To run scikit-learn examples in OpenPAI, you need to prepare a job configuration file and submit it through webportal.

OpenPAI packaged the docker env required by the job for user to use. User could refer to DOCKER.md to customize this example docker env. If user have built a customized image and pushed it to Docker Hub, replace our pre-built image openpai/pai.example.sklearn with your own.
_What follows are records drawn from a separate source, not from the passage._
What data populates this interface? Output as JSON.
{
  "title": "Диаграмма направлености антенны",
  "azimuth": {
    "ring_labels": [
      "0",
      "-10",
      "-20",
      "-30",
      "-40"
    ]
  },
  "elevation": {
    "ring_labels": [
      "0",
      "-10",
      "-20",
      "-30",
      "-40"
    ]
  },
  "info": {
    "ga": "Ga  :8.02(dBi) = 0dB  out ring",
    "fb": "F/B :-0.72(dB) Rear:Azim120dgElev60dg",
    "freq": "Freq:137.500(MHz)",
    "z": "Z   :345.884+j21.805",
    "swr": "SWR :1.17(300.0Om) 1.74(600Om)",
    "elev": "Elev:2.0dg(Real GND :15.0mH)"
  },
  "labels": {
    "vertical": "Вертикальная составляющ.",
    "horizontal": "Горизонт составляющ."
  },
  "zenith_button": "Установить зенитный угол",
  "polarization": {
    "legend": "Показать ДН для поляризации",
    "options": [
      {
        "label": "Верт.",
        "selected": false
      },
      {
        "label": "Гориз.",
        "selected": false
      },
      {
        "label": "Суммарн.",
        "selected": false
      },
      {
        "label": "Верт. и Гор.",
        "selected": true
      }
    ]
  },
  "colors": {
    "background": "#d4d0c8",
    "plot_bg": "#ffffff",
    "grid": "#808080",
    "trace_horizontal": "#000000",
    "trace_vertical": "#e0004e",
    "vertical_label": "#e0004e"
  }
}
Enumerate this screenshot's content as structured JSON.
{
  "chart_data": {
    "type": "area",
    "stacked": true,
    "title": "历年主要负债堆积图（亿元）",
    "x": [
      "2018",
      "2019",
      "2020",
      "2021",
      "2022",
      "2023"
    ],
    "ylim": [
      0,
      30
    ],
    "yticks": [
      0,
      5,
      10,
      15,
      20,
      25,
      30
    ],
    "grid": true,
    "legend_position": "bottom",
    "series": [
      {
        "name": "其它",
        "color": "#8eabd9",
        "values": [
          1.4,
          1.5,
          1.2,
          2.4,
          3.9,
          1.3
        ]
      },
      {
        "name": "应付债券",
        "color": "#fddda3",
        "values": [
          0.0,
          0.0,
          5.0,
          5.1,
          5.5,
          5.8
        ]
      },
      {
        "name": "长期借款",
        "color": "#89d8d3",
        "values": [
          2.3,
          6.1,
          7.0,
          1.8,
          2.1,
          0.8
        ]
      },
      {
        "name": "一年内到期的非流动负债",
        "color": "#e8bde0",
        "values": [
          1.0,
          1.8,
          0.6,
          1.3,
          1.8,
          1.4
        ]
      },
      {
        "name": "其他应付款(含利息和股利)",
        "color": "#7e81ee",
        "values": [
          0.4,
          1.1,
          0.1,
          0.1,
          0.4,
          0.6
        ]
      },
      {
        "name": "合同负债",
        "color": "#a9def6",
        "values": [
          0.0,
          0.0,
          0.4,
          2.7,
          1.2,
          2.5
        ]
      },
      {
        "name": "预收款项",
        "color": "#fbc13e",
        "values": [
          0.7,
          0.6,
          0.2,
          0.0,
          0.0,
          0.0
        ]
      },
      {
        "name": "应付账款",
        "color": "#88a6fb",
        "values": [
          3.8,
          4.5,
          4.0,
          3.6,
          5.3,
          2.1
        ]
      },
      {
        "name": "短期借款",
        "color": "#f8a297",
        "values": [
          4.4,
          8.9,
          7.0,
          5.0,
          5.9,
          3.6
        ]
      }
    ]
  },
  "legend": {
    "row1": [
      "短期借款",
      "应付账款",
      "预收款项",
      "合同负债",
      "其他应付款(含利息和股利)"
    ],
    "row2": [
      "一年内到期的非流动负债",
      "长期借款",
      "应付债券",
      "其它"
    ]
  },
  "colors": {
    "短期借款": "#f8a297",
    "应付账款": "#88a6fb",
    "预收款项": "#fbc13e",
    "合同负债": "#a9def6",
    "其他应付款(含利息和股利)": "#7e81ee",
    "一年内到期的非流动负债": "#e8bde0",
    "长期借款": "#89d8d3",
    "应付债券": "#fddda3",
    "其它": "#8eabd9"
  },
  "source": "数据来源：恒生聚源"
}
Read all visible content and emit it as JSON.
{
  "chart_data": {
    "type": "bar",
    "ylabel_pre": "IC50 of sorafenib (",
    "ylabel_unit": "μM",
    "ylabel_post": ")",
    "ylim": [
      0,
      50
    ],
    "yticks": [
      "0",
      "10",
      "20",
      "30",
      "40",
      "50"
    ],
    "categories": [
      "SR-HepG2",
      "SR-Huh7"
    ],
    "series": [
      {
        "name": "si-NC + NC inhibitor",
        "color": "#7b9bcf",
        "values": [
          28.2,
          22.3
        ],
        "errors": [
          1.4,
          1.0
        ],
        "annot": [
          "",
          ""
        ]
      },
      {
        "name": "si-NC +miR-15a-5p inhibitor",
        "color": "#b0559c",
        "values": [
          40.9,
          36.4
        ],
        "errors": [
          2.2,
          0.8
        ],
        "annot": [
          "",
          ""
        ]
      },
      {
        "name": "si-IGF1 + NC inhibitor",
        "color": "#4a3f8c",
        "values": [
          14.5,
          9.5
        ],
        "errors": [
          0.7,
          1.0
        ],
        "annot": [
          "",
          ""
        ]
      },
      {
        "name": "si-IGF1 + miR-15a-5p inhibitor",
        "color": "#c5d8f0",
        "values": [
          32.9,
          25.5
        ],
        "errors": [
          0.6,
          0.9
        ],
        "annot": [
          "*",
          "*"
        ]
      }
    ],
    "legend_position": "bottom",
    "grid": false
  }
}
Here're some configuration file examples:

{
  "jobName": "sklearn-mnist",
  "image": "openpai/pai.example.sklearn",
  "taskRoles": [
    {
      "name": "main",
      "taskNumber": 1,
      "cpuNumber": 4,
      "memoryMB": 8192,
      "gpuNumber": 0,
      "command": "cd scikit-learn/benchmarks && python bench_mnist.py"
    }
  ]
}

scikit-learn text-vectorizers example

{
  "jobName": "sklearn-text-vectorizers",
  "image": "openpai/pai.example.sklearn",
  "taskRoles": [
    {
      "name": "main",
      "taskNumber": 1,
      "cpuNumber": 4,
      "memoryMB": 8192,
      "gpuNumber": 0,
      "command": "pip install memory_profiler && cd scikit-learn/benchmarks && python bench_text_vectorizers.py"
    }
  ]
}

For more details on how to write a job configuration file, please refer to job tutorial.

Note:

Since PAI runs PyTorch jobs in Docker, the trainning speed on PAI should be similar to speed on host.

We provide a stable docker image by adding the data to the image. If you want to use it, add stable tag to the image name: openpai/pai.example.sklearn:stable.